As a chartered engineer of 40 years world wide power experience, I read Mr Peter Aldous's letter (23rd January) with interest. The UK electricity system is today most urgently in need of continuously running base load generation to replace such power stations shortly to retire. Low load factor intermittent output wind farms are not able to perform this duty. They respond only to wind speed and not, as most needed, to instantaneous system electricity demand. They generate electricity more expensively than any other method. listed by the Royal Academy of Engineering. The only economic benefit is to the developers and this mainly from the current government renewable energy subsidies for which we all will ultimately pay either as consumers or taxpayers or both.
As UK hydro power is effectively fully developed, the only other non-greenhouse gas producing power stations able to perform this duty are modern, highly economic versions of the Sizewell B power station which has served us so well for fifteen years and is still only halfway through its economic life.
The existing 400kV Supergrid, which encircles East Anglia, only needs line reinforcement to pick up short spur lines from one or two additional new coastal nuclear power stations, at minimal expense.
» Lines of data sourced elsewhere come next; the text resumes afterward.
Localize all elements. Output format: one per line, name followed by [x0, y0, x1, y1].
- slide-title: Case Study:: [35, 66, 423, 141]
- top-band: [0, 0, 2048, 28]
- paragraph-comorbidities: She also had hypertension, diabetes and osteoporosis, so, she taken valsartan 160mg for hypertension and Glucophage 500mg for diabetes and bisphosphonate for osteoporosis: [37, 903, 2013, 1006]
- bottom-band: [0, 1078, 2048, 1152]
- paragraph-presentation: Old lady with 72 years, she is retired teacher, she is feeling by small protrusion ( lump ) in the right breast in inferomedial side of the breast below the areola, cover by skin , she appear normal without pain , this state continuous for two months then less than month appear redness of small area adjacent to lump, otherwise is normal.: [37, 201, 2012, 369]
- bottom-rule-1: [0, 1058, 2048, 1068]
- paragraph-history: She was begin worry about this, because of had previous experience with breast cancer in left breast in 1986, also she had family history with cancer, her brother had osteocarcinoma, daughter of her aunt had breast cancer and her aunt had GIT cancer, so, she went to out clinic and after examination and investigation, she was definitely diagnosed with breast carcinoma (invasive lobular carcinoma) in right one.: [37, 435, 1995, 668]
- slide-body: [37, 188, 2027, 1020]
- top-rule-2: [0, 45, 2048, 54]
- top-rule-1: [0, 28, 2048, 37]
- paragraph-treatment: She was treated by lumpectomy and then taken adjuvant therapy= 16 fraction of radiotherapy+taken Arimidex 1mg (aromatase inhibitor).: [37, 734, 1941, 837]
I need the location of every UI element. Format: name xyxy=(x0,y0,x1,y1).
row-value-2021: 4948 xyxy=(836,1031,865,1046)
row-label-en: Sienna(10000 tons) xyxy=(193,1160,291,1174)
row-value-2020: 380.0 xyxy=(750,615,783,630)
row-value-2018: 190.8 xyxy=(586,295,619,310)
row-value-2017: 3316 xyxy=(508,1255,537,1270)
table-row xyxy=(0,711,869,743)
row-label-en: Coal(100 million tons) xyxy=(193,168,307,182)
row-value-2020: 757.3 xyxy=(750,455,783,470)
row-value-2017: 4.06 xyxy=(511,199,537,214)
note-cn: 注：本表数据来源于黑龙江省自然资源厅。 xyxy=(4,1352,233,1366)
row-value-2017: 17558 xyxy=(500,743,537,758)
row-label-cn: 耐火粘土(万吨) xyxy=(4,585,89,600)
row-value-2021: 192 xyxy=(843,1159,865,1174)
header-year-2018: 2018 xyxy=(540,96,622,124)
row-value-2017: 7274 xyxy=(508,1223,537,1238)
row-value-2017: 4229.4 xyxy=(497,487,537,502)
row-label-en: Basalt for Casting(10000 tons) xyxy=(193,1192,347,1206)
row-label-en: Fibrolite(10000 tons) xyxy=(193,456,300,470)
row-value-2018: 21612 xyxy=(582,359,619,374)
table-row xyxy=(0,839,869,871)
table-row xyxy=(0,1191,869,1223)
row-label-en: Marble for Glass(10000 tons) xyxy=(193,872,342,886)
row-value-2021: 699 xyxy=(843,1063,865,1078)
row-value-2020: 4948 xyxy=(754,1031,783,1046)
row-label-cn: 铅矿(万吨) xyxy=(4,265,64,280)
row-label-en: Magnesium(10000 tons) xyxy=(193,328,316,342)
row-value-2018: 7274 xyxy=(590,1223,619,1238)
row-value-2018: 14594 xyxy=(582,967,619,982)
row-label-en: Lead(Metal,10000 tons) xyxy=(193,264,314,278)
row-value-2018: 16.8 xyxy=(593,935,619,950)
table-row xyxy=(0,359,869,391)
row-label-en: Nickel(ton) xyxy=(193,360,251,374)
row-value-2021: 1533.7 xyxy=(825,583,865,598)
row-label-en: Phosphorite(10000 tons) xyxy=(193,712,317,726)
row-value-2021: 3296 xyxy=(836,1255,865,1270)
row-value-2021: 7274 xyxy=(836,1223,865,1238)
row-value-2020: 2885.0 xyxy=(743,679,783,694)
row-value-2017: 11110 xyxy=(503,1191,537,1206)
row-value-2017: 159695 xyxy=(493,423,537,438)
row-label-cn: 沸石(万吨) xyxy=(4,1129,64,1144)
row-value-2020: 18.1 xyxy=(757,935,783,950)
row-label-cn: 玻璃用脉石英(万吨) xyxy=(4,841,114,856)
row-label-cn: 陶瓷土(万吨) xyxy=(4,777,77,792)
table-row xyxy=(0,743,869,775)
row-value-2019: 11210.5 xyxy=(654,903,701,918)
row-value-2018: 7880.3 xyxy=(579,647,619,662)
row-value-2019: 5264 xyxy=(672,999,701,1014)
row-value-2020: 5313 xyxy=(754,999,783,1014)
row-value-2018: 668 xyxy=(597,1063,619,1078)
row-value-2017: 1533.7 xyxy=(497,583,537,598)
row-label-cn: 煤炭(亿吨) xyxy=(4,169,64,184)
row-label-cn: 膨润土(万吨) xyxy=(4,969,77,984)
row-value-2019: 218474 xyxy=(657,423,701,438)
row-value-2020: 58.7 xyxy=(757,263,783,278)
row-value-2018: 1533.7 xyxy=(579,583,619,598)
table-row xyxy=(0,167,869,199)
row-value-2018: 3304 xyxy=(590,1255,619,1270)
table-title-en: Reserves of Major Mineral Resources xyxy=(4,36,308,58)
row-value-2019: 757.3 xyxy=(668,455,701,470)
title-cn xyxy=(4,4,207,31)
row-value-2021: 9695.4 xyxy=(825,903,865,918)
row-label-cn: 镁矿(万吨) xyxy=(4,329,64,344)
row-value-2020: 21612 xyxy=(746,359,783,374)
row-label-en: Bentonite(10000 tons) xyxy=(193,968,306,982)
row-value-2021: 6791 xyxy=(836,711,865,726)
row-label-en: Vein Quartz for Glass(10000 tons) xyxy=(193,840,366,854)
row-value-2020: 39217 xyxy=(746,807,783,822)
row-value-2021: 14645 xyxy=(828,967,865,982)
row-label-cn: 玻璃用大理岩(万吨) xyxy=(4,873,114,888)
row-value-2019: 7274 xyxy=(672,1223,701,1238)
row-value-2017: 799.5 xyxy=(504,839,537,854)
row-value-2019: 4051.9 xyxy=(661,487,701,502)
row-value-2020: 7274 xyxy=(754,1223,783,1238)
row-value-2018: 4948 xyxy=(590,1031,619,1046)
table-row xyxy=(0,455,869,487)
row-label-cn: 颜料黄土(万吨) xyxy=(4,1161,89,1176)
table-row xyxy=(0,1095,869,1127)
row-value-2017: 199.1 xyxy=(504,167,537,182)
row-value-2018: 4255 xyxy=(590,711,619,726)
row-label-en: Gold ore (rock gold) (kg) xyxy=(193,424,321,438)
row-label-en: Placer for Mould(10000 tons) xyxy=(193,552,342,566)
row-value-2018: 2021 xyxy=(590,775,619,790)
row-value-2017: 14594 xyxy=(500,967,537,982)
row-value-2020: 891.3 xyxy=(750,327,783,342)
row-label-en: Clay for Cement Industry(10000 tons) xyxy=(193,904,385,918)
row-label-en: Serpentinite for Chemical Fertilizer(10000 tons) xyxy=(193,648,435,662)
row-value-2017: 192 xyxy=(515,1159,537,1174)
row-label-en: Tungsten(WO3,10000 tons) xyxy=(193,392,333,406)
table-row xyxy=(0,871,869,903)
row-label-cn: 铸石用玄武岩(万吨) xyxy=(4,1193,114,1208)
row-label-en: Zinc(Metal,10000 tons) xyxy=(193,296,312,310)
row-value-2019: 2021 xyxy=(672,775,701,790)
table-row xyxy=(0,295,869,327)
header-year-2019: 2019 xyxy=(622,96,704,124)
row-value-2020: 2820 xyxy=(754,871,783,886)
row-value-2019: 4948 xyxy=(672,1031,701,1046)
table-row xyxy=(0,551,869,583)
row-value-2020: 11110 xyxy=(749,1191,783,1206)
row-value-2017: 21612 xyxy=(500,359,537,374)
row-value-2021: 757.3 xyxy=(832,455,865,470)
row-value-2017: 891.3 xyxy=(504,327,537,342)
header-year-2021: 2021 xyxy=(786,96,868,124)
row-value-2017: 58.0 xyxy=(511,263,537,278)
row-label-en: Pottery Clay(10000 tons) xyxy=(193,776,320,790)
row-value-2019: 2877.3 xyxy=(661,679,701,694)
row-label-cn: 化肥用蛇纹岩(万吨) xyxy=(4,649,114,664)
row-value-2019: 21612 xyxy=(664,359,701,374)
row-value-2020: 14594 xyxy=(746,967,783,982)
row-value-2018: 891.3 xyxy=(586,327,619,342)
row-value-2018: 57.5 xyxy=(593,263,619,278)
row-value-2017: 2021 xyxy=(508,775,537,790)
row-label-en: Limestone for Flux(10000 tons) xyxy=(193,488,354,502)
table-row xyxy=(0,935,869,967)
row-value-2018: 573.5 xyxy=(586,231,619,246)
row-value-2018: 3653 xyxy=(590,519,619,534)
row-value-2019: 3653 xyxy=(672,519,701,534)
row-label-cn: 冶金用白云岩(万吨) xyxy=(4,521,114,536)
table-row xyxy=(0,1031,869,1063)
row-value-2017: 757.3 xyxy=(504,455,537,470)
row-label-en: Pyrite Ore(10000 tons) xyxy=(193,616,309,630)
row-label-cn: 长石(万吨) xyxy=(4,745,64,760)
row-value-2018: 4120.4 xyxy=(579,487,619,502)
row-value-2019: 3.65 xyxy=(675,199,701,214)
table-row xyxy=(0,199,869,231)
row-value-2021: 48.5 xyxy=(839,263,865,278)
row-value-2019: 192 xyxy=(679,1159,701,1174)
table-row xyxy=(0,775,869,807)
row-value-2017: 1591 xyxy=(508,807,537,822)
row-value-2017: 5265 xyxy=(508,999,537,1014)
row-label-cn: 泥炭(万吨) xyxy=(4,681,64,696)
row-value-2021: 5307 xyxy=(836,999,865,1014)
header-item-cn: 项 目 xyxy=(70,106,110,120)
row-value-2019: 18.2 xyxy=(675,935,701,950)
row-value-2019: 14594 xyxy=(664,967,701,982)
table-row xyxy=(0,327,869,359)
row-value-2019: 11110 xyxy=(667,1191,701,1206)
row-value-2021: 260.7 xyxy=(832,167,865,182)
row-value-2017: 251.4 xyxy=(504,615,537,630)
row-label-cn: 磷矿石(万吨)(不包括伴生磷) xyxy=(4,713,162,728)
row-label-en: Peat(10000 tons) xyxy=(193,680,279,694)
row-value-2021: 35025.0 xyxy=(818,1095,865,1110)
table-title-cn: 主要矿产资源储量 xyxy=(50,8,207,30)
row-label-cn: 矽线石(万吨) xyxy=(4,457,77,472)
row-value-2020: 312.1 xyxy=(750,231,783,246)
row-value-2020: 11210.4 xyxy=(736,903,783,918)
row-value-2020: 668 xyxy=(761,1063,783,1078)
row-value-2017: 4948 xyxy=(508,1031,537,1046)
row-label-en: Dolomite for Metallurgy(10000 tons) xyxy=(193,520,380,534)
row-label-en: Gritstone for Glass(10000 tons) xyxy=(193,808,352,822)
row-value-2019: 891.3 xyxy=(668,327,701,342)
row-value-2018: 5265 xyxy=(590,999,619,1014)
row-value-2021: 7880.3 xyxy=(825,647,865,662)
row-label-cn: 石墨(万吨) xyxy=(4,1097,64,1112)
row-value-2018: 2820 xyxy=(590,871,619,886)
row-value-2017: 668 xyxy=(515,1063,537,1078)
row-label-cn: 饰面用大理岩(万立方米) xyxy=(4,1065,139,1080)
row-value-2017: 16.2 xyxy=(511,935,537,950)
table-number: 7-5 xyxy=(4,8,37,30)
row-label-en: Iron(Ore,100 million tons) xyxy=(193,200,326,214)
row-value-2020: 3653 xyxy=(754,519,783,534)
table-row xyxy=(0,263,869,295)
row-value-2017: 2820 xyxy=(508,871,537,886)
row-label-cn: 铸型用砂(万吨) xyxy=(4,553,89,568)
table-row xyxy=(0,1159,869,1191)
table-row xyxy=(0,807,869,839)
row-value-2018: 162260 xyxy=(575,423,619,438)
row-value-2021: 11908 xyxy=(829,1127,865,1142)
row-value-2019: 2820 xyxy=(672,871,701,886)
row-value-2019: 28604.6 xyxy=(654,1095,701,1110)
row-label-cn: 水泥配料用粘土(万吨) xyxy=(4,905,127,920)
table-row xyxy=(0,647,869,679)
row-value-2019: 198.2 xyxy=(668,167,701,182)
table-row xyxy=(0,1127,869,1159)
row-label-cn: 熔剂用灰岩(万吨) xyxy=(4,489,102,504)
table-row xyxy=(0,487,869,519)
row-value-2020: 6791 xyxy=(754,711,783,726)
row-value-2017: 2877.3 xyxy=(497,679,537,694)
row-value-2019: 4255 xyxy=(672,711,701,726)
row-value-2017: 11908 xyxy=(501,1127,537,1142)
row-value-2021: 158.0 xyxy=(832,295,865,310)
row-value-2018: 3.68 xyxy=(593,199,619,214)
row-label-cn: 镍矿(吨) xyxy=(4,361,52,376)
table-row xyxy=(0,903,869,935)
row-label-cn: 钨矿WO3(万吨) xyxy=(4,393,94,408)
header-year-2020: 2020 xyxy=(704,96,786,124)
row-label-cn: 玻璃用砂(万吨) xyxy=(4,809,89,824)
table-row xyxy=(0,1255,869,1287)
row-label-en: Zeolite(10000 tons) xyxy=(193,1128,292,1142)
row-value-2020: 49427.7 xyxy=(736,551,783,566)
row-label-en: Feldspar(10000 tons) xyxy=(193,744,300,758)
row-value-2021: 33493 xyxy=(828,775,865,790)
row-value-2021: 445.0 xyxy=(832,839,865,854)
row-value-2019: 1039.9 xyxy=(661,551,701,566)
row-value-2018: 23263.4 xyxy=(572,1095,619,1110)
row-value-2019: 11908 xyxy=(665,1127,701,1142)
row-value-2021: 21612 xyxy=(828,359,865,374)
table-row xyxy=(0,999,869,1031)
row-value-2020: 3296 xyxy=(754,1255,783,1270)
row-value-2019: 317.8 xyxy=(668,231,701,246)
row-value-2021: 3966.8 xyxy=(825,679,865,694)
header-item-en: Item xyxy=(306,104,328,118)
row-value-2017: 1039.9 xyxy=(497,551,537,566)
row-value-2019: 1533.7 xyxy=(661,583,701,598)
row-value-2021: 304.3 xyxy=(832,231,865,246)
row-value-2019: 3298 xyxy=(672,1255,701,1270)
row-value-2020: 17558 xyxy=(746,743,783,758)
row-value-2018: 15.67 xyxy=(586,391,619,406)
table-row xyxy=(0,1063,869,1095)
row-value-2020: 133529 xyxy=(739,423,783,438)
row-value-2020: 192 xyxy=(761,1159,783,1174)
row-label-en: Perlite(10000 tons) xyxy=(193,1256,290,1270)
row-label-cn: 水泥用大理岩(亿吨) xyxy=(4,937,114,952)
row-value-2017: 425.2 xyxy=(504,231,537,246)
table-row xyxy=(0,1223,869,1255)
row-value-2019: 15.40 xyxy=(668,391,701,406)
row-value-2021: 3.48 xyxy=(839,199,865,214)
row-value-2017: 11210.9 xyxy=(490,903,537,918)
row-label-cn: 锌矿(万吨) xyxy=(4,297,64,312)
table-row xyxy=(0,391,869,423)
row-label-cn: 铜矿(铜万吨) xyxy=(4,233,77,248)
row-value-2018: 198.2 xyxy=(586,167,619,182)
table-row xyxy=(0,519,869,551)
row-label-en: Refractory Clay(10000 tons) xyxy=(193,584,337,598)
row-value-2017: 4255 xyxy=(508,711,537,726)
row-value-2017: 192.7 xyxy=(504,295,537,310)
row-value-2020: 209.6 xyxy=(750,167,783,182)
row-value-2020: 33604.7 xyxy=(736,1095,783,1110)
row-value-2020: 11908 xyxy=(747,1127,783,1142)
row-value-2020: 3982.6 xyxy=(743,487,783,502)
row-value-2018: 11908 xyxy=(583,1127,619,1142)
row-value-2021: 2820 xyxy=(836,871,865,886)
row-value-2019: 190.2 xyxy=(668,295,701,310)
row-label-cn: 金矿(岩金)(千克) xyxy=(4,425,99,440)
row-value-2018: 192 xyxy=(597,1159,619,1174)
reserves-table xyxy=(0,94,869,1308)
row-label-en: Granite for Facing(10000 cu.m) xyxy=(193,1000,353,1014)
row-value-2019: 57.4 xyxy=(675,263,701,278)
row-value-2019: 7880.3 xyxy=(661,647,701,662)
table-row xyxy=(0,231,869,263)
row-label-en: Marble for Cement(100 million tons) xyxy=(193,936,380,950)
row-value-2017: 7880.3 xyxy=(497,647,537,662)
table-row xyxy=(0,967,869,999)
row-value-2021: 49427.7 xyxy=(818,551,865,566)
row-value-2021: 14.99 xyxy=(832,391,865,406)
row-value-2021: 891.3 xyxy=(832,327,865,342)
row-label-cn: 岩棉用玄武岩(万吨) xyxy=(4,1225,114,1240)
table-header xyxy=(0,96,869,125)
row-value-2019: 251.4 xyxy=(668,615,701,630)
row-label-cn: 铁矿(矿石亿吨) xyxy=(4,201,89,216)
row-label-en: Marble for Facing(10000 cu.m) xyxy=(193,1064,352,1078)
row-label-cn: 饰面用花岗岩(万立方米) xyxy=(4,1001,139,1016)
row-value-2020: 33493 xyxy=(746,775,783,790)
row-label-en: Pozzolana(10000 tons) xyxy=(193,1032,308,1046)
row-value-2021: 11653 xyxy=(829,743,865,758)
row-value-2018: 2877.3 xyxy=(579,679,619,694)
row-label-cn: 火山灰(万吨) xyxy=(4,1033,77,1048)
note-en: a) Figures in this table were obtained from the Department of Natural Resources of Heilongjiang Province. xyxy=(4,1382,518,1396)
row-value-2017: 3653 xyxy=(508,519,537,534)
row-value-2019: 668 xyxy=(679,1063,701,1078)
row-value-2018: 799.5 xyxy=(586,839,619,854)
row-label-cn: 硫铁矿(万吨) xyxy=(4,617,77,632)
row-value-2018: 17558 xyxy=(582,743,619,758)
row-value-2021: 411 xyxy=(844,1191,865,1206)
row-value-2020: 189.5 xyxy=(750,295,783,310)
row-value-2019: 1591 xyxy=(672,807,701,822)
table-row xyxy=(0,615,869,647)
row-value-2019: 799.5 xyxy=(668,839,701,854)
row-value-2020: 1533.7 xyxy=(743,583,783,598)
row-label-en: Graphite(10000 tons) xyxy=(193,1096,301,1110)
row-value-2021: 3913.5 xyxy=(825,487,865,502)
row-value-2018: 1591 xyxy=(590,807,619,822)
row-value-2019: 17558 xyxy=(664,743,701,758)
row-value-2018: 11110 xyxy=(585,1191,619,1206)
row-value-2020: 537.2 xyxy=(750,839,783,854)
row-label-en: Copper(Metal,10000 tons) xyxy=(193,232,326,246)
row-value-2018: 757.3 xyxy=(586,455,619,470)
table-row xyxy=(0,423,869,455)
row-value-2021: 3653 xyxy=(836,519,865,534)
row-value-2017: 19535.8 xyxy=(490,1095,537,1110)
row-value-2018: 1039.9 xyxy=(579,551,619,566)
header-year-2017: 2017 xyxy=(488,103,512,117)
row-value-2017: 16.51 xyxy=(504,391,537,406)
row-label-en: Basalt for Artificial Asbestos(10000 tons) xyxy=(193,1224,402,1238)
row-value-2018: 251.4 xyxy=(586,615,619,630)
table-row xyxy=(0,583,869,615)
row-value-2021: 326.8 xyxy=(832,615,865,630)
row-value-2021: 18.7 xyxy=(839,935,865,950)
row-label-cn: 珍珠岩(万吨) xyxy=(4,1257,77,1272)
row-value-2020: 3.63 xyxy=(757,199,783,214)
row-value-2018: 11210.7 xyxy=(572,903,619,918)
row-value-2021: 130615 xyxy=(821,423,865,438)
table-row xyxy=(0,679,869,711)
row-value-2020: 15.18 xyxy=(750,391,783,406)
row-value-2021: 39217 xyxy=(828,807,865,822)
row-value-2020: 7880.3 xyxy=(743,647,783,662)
The compact profiles of modern 1600 MW nuclear stations will obtrude minimally on the scenery and there will be no need for the expensive high voltage DC submarine cables referred to by Mr Aldous. The new nuclear stations designed to run at or near full load for around two years between refuellings will generate by far the cheapest electricity in UK, as France has long been demonstrating with over 80 per cent of its total electricity generated from nuclear power of this type and most of the rest hydro.